By Bill
Wilson
A definitive trend has emerged with Tuesday’s primary election
results of Republican Party contests: 2010 is an anti-establishment
year. Career politician Bill McCollum was defeated in the Florida
gubernatorial contest by outsider Rick Scott, and incumbent Alaska
Republican Senator Lisa Murkowski is losing to tea party-favorite Joe
Miller, who was endorsed by former Alaska Governor Sarah Palin.
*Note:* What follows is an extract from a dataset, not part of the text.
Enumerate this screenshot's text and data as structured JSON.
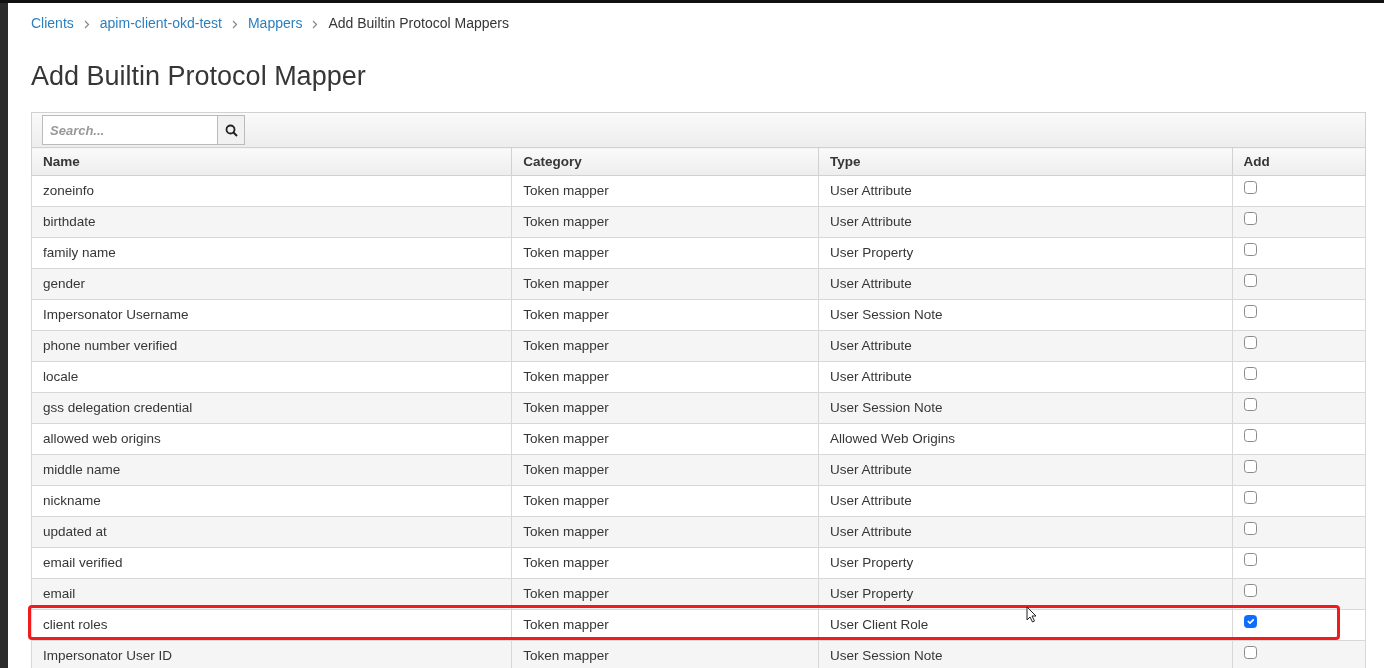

Couple that with incumbent Republican Senator John McCain spending
$21 million to defeat former Representative J.D. Hayworth. Despite claims
by U.S. News & World Report that the Arizona race sent a “mixed
message,” in order to win, McCain had to run decidedly more
conservative than in previous runs. He tested the political winds and
got out in front of a tough challenge by running to the right, and did
so convincingly to Arizona voters, winning over 60 percent of the vote.
Then there’s the ascendency of another tea party candidate, Rand
Paul, to the Republican nomination for Kentucky’s open Senate seat, and
Marco Rubio taking the Republican nod for Senate in Florida. And the
defeat of incumbent Republican Senator Bill Bennett in Utah to tea
party-backed Mike Lee, plus conservatives Ken Buck and Pat Toomey in
Colorado and Pennsylvania, respectively. Not to mention the victory of
Sharron Angle as Republican Senate nominee in Nevada, yet another tea
party favorite.
See a pattern? In consequential contest after contest, heads are
rolling, and the establishment is losing.